Some members of the LGBT communities are uncomfortable with transgender individuals and issues. For example, trans women (male-to-female transgender and transsexual people) are sometimes denied entry to women's spaces, an attitude which Transgender activists consider to be transphobic. The Michigan Womyn's Music Festival, for instance, has caused much debate for limiting its attendance to "womyn-born womyn".[12] Kay Brown of transhistory.net (“Transsexual, Transgender and Intersex History” - nomore online) has set forth a long chronology of the ejection of those whom we now know as “transgendered” from gay organizations starting in the 1970s.[13]
Some trans men face ostracism and rejection from lesbian communities they had been part of prior to transition. Journalist Louise Rafkin writes, "There are those who are feeling curiously uncomfortable standing by as friends morph into men. Sometimes there is a generational flavor to this discomfort; many in the over-40 crowd feel particular unease."[14] Trans men were part of the protest at the 2000 Michigan Womyn's Music Festival, "the first time the 'womyn-born womyn only' policy has been used against trannie boys, boydykes, FTM's, Lesbian Avengers and young gender-variant women."[15]

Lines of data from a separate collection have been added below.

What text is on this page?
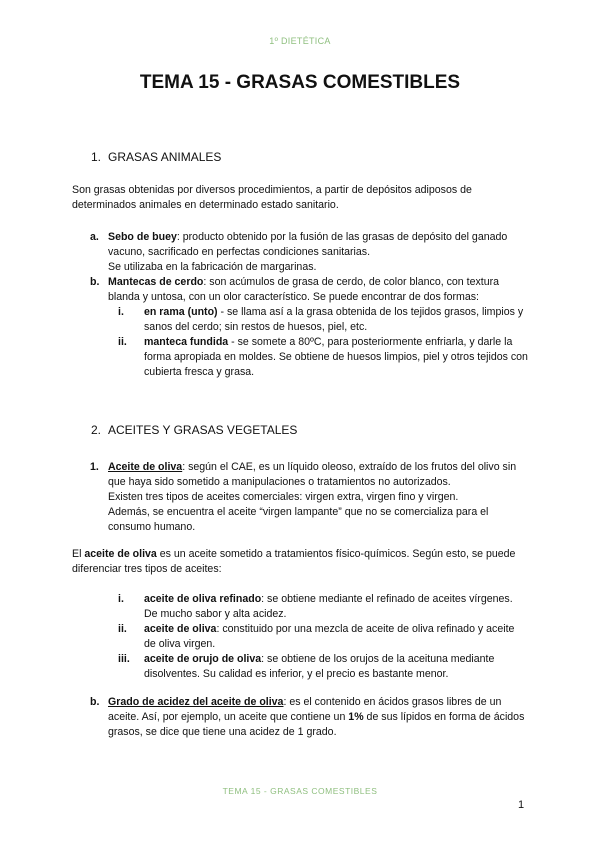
1º DIETÉTICA
TEMA 15 - GRASAS COMESTIBLES
1. GRASAS ANIMALES

Son grasas obtenidas por diversos procedimientos, a partir de depósitos adiposos de determinados animales en determinado estado sanitario.

a. Sebo de buey: producto obtenido por la fusión de las grasas de depósito del ganado vacuno, sacrificado en perfectas condiciones sanitarias.
Se utilizaba en la fabricación de margarinas.

b. Mantecas de cerdo: son acúmulos de grasa de cerdo, de color blanco, con textura blanda y untosa, con un olor característico. Se puede encontrar de dos formas:

i. en rama (unto) - se llama así a la grasa obtenida de los tejidos grasos, limpios y sanos del cerdo; sin restos de huesos, piel, etc.

ii. manteca fundida - se somete a 80ºC, para posteriormente enfriarla, y darle la forma apropiada en moldes. Se obtiene de huesos limpios, piel y otros tejidos con cubierta fresca y grasa.

2. ACEITES Y GRASAS VEGETALES
1. Aceite de oliva: según el CAE, es un líquido oleoso, extraído de los frutos del olivo sin que haya sido sometido a manipulaciones o tratamientos no autorizados.
Existen tres tipos de aceites comerciales: virgen extra, virgen fino y virgen.
Además, se encuentra el aceite “virgen lampante” que no se comercializa para el consumo humano.

El aceite de oliva es un aceite sometido a tratamientos físico-químicos. Según esto, se puede diferenciar tres tipos de aceites:

i. aceite de oliva refinado: se obtiene mediante el refinado de aceites vírgenes. De mucho sabor y alta acidez.

ii. aceite de oliva: constituido por una mezcla de aceite de oliva refinado y aceite de oliva virgen.

iii. aceite de orujo de oliva: se obtiene de los orujos de la aceituna mediante disolventes. Su calidad es inferior, y el precio es bastante menor.

b. Grado de acidez del aceite de oliva: es el contenido en ácidos grasos libres de un aceite. Así, por ejemplo, un aceite que contiene un 1% de sus lípidos en forma de ácidos grasos, se dice que tiene una acidez de 1 grado.

TEMA 15 - GRASAS COMESTIBLES
1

In the early 1970s, conflicts began to emerge due to different syntheses of lesbian, feminist and transgender political movements, particularly in the United States. San Francisco activist and entertainer Beth Elliott became the focus of debate over whether to include transsexual lesbians in the movement, and she was eventually blacklisted by her own movement.[16][17]
While many gays and lesbians feel that transgender is simply a name for a part of their own community (i.e. the LGBT community), others actively reject the idea that transgender people are part of their community, seeing them as entirely separate and distinct. Some feel that bisexuality and transgenderism are detrimental to the social and political acceptance of gays and lesbians.
The nature of the terms man and woman also become unclear in a similar way under this philosophy, and many feel that the only real recourse is to accept that the mind and feeling of a person is the only thing that gives that person identity, and so a person that has a female identity and mind is indeed a woman. According to this thinking, it becomes clear that in at least a categorical sense, transgendered people should only be accepted in the gay and lesbian community if they themselves self-identify as gay or lesbian as any other homosexual person does, and the blanket assumption on the part of some gay and lesbian people on the nature of those transgendered people who are in their LGB community with a view to dis-inclusion constitutes an issue of transphobia.[13] The implacability of this question has been overcome by the rise in the 1990s of queer theory and the queer community, which defines queer as embracing all variants of sexual identity, sexual desire, and sexual acts that fall outside normative definitions of heterosexuality; thus a heterosexual man or woman as well as a transgender person of any sex can be included in the category of queer through their own choice.